Monday, November 7, 2016

Darker, Deeper


I was introduced to Leonard Cohen by my father. He used to play Len's More Best Of compilation around the house, thereby exposing me to songs like Everybody Knows, Take This Waltz and Dance Me to the End of Love (Dad's personal favourite) long before I heard older and perhaps more celebrated Cohen cuts like Bird on the Wire and So Long, Marianne.

This past Saturday, I was in the car with both my dad and my girlfriend Vicky. 1988's I'm Your Man was on the CD player, and I asked Dad - who I've only ever caught listening to post-1980 Leonard Cohen releases - if he'd ever heard the Canadian artist's earlier, more folk-influenced work. He replied that he had, but wasn't all that fussed on it; "you know me," he continued, "if it hasn't got any jokes in it then I won't stay interested for very long."

Now, you probably don't think 'laugh riot' when you think of Leonard Cohen, but to be fair, my Dad (whose all-time favourite artists include Jake Thackray, Flanders & Swann, Mitch Benn, and Tom Lehrer) did have a point: amongst the gloom of Cohen's mid- and late-period output, there are a fair few dark chuckles to be had. Indeed, wasn't it Len himself who once said "there is a crack in everything"? Songs like I Can't Forget (from I'm Your Man) and Slow (from 2014's Popular Problems) betray a more light-hearted side of the subterranean-voiced songwriter, but my dad's favourite Leonard Laff® comes from Tower of Song, on which Cohen sarcastically laments: "I was born like this, I had no choice, I was born with the gift of a golden voice". If you're listening to the Live in London album, this line prompts an enthusiastic cheer from the audience.

Just after the two-minute mark.


On the face of it, Leonard Cohen's new album - You Want It Darker - doesn't have many jokes to offer. True, we had a good laugh in the car on Saturday when I hooked my iPhone up to the car stereo and played a couple of tracks from Darker so that we could compare Cohen '88 - himself no castrato - with the contrabass gravelations of Cohen '16. If Leonard Cohen's voice was a deep, deep lake when he recorded I'm Your Man, it had swollen into a vast, bottomless sea by the time he committed You Want It Darker to tape. Compare the title track from I'm Your Man...


...with the title track from You Want It Darker...

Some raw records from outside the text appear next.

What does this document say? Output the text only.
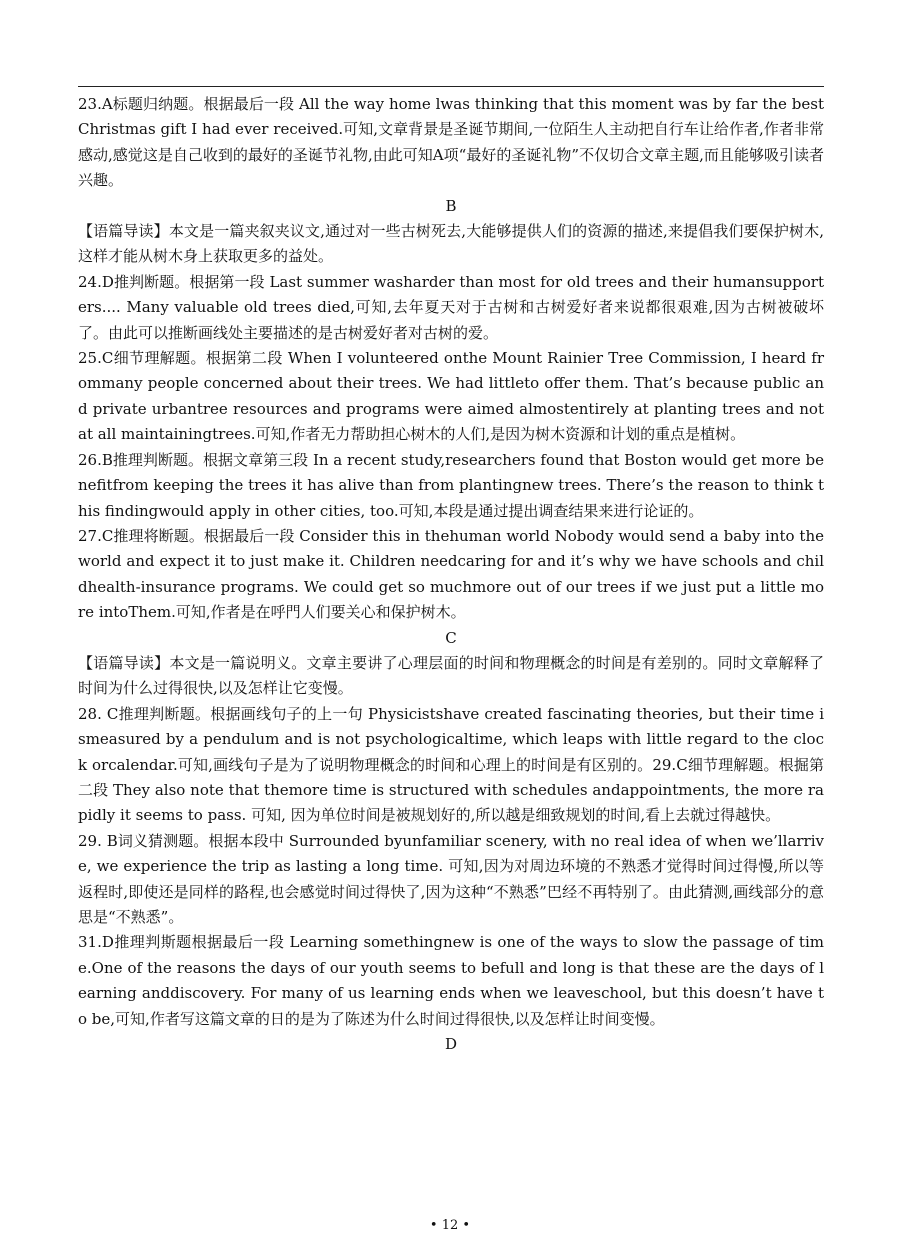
23.A标题归纳题。根据最后一段 All the way home lwas thinking that this moment was by far the bestChristmas gift I had ever received.可知,文章背景是圣诞节期间,一位陌生人主动把自行车让给作者,作者非常感动,感觉这是自己收到的最好的圣诞节礼物,由此可知A项“最好的圣诞礼物”不仅切合文章主题,而且能够吸引读者兴趣。

B

【语篇导读】本文是一篇夹叙夹议文,通过对一些古树死去,大能够提供人们的资源的描述,来提倡我们要保护树木,这样才能从树木身上获取更多的益处。

24.D推判断题。根据第一段 Last summer washarder than most for old trees and their humansupporters.... Many valuable old trees died,可知,去年夏天对于古树和古树爱好者来说都很艰难,因为古树被破坏了。由此可以推断画线处主要描述的是古树爱好者对古树的爱。

25.C细节理解题。根据第二段 When I volunteered onthe Mount Rainier Tree Commission, I heard frommany people concerned about their trees. We had littleto offer them. That’s because public and private urbantree resources and programs were aimed almostentirely at planting trees and not at all maintainingtrees.可知,作者无力帮助担心树木的人们,是因为树木资源和计划的重点是植树。

26.B推理判断题。根据文章第三段 In a recent study,researchers found that Boston would get more benefitfrom keeping the trees it has alive than from plantingnew trees. There’s the reason to think this findingwould apply in other cities, too.可知,本段是通过提出调查结果来进行论证的。

27.C推理将断题。根据最后一段 Consider this in thehuman world Nobody would send a baby into theworld and expect it to just make it. Children needcaring for and it’s why we have schools and childhealth-insurance programs. We could get so muchmore out of our trees if we just put a little more intoThem.可知,作者是在呼門人们要关心和保护树木。

C

【语篇导读】本文是一篇说明义。文章主要讲了心理层面的时间和物理概念的时间是有差别的。同时文章解释了时间为什么过得很快,以及怎样让它变慢。

28. C推理判断题。根据画线句子的上一句 Physicistshave created fascinating theories, but their time ismeasured by a pendulum and is not psychologicaltime, which leaps with little regard to the clock orcalendar.可知,画线句子是为了说明物理概念的时间和心理上的时间是有区别的。29.C细节理解题。根掘第二段 They also note that themore time is structured with schedules andappointments, the more rapidly it seems to pass. 可知, 因为单位时间是被规划好的,所以越是细致规划的时间,看上去就过得越快。

29. B词义猜测题。根据本段中 Surrounded byunfamiliar scenery, with no real idea of when we’llarrive, we experience the trip as lasting a long time. 可知,因为对周边环境的不熟悉才觉得时间过得慢,所以等返程时,即使还是同样的路程,也会感觉时间过得快了,因为这种“不熟悉”巴经不再特别了。由此猜测,画线部分的意思是“不熟悉”。

31.D推理判斯题根据最后一段 Learning somethingnew is one of the ways to slow the passage of time.One of the reasons the days of our youth seems to befull and long is that these are the days of learning anddiscovery. For many of us learning ends when we leaveschool, but this doesn’t have to be,可知,作者写这篇文章的日的是为了陈述为什么时间过得很快,以及怎样让时间变慢。

D

• 12 •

...and you'll see why we were laughing in nigh-disbelief when one followed the other through the speakers of my Volkswagen Up! on the weekend; the album might just as well have been called You Want It Deeper. Vicky and I were particularly tickled by the similarities we heard between Darker Leonard's vocals and the orgasm-inducing voice of Howell Granger from Black Books.


"Fraaaan?"

But Peter Serafinowicz parallels aside, You Want It Darker is not remotely a humorous album. Simple sadnesses (like the deteriorating relationship documented on teary highlight Treaty) are mingled with meditations on the very nature of truth itself, and the whole thing is draped heavily with the lexicon and imagery of religion. For instance, the Hebrew word 'Hineni' ('here I am') shows up on the title track, just after the verse that begins "magnified, sanctified be thy holy name" and just before the bit where Cohen stoically sings "I'm ready, my Lord" like Jesus accepting his fate in Gethsemane. Or, for that matter, like an 82-year-old man from Quebec who knows he can't have many years left.

And yet. For all the shadow in which this new album - only Cohen's fourteenth in almost fifty years - shrouds itself, you suspect there's still a knowing smile behind it all. It's the title that gives the game away: You Want It Darker, as if Len knows that his fans (my dad excepted) crave the doom-and-darkness approach that has been his speciality throughout his entire career. We've heard Dress Rehearsal Rag (a song about slitting your wrists in a hotel bathroom), and we've heard Everybody Knows (an ominous-sounding summary of the 1980s AIDS crisis), and we've heard Samson in New Orleans (which I think was something to do with Hurricane Katrina), and we're living in...y'know, the world right now. And a little bird tells Leonard Cohen that, in spite of all that, we still want it darker.

So he pops out of his little hatch in the pitch blackness and tugs on his cigarette and in his voice like tar and dark chocolate he goes, "Well, alrighty then. You asked for it."